Continued Use of Pen and Paper with EMR may Provide Insight for Improved EMR Development

July 23, 2009

Physicians who have implemented an EMR but still use pen and paper to maintain certain records may help develop an even more useful EMR.

Physicians who have implemented an EMR but still use pen and paper to maintain certain records may help develop an even more useful EMR, new research from Indiana University-Purdue University Indianapolis (IUPUI) shows.

Jason Saleem, PhD, a Regenstrief Institute investigator, assistant research professor in the Purdue School of Engineering and Technology at IUPUI, and lead author of the study, began documenting healthcare professionals’ use of pen and paper after observing that doctors, nurse practitioners, nurses, pharmacists, and others who use EMRs still use index cards, notes taped or stuck to computers, and even notebooks. Saleem and his team of researchers uncovered 11 categories under which a healthcare professional’s reason for using paper could be classified, according to an article on the study that was published in the International Journal of Medical Informatics: “(1) efficiency; (2) knowledge/skill/ease of use; (3) memory; (4) sensorimotor preferences; (5) awareness; (6) task specificity; (7) task complexity; (8) data organization; (9) longitudinal data processes; (10) trust; and (11) security.”

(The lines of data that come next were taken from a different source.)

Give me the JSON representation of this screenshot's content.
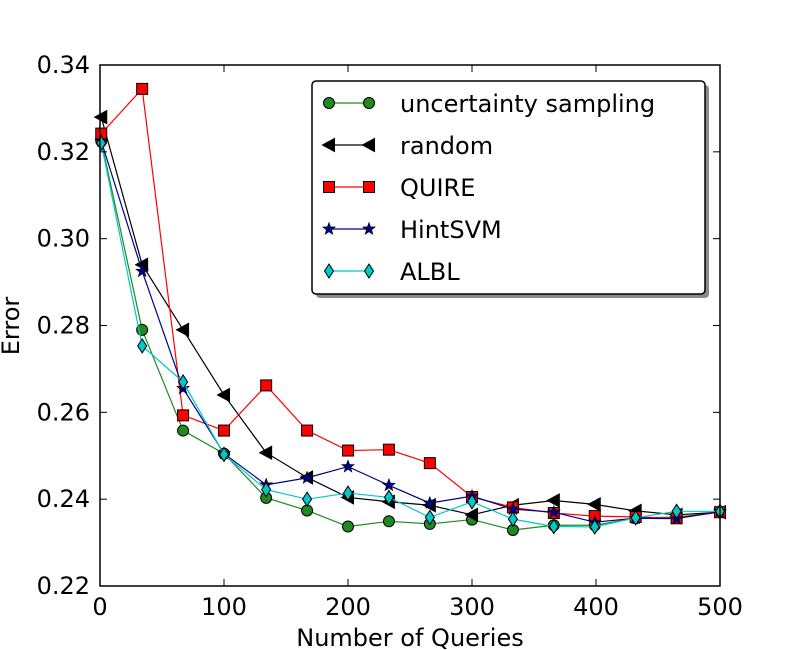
{
  "chart_data": {
    "type": "line",
    "title": "",
    "xlabel": "Number of Queries",
    "ylabel": "Error",
    "xlim": [
      0,
      500
    ],
    "ylim": [
      0.22,
      0.34
    ],
    "xticks": [
      "0",
      "100",
      "200",
      "300",
      "400",
      "500"
    ],
    "xtick_values": [
      0,
      100,
      200,
      300,
      400,
      500
    ],
    "yticks": [
      "0.22",
      "0.24",
      "0.26",
      "0.28",
      "0.30",
      "0.32",
      "0.34"
    ],
    "ytick_values": [
      0.22,
      0.24,
      0.26,
      0.28,
      0.3,
      0.32,
      0.34
    ],
    "legend_position": "top-right",
    "x": [
      1,
      34,
      67,
      100,
      134,
      167,
      200,
      233,
      266,
      300,
      333,
      366,
      399,
      432,
      465,
      500
    ],
    "series": [
      {
        "name": "uncertainty sampling",
        "color": "#1f8a1f",
        "marker": "circle",
        "values": [
          0.3225,
          0.279,
          0.2558,
          0.2505,
          0.2403,
          0.2374,
          0.2337,
          0.2349,
          0.2343,
          0.2353,
          0.2329,
          0.234,
          0.234,
          0.2356,
          0.2359,
          0.237
        ]
      },
      {
        "name": "random",
        "color": "#000000",
        "marker": "triangle-left",
        "values": [
          0.328,
          0.294,
          0.279,
          0.264,
          0.2507,
          0.245,
          0.2404,
          0.2394,
          0.2386,
          0.2364,
          0.2386,
          0.2397,
          0.2388,
          0.2373,
          0.2364,
          0.237
        ]
      },
      {
        "name": "QUIRE",
        "color": "#ff0000",
        "marker": "square",
        "values": [
          0.3242,
          0.3345,
          0.2593,
          0.2558,
          0.2662,
          0.2558,
          0.2512,
          0.2514,
          0.2483,
          0.2405,
          0.2381,
          0.2368,
          0.2361,
          0.2359,
          0.2356,
          0.237
        ]
      },
      {
        "name": "HintSVM",
        "color": "#00008b",
        "marker": "star",
        "values": [
          0.3225,
          0.2925,
          0.2655,
          0.2505,
          0.2433,
          0.2449,
          0.2475,
          0.2432,
          0.2391,
          0.2407,
          0.2377,
          0.237,
          0.2347,
          0.2356,
          0.2355,
          0.2372
        ]
      },
      {
        "name": "ALBL",
        "color": "#00c8c8",
        "marker": "diamond",
        "values": [
          0.322,
          0.2753,
          0.267,
          0.2503,
          0.2422,
          0.24,
          0.2414,
          0.2404,
          0.2358,
          0.2394,
          0.2354,
          0.2337,
          0.2336,
          0.2357,
          0.2372,
          0.2372
        ]
      }
    ]
  }
}
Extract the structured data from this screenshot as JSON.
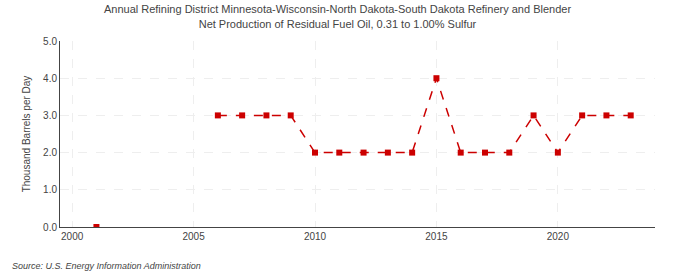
{
  "chart_data": {
    "type": "line",
    "title": "Annual Refining District Minnesota-Wisconsin-North Dakota-South Dakota Refinery and Blender\nNet Production of Residual Fuel Oil, 0.31 to 1.00% Sulfur",
    "ylabel": "Thousand Barrels per Day",
    "source": "Source: U.S. Energy Information Administration",
    "x": [
      2001,
      2002,
      2003,
      2004,
      2005,
      2006,
      2007,
      2008,
      2009,
      2010,
      2011,
      2012,
      2013,
      2014,
      2015,
      2016,
      2017,
      2018,
      2019,
      2020,
      2021,
      2022,
      2023
    ],
    "values": [
      0.0,
      null,
      null,
      null,
      null,
      3.0,
      3.0,
      3.0,
      3.0,
      2.0,
      2.0,
      2.0,
      2.0,
      2.0,
      4.0,
      2.0,
      2.0,
      2.0,
      3.0,
      2.0,
      3.0,
      3.0,
      3.0
    ],
    "color": "#cc0000",
    "marker": "square",
    "line_style": "dashed",
    "xlim": [
      1999.5,
      2024
    ],
    "xticks": [
      2000,
      2005,
      2010,
      2015,
      2020
    ],
    "ylim": [
      0.0,
      5.0
    ],
    "yticks": [
      {
        "value": 0.0,
        "label": "0.0"
      },
      {
        "value": 1.0,
        "label": "1.0"
      },
      {
        "value": 2.0,
        "label": "2.0"
      },
      {
        "value": 3.0,
        "label": "3.0"
      },
      {
        "value": 4.0,
        "label": "4.0"
      },
      {
        "value": 5.0,
        "label": "5.0"
      }
    ],
    "grid": true
  }
}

According to the journal abstract, “paper served as an important tool and assisted healthcare employees in their work” in some circumstances, but the use of paper also “circumvented the intended EHR design, introduced potential gaps in documentation, and generated possible paths to medical error” in other instances.

The team, who followed 20 healthcare professionals at the Roudebush VA Medical Center, concluded that examining the reasons for the continued use of pen and paper may enable develops to create a better EMR.

“Electronic medical records are instantly accessible to the healthcare team,” said Saleem. “But so much information is included in an electronic medical record, how does the individual health-care provider pick out what is important at a specific time? Not all uses of paper are bad and some may give us ideas on how to improve the interface between the health-care provider and the electronic record.”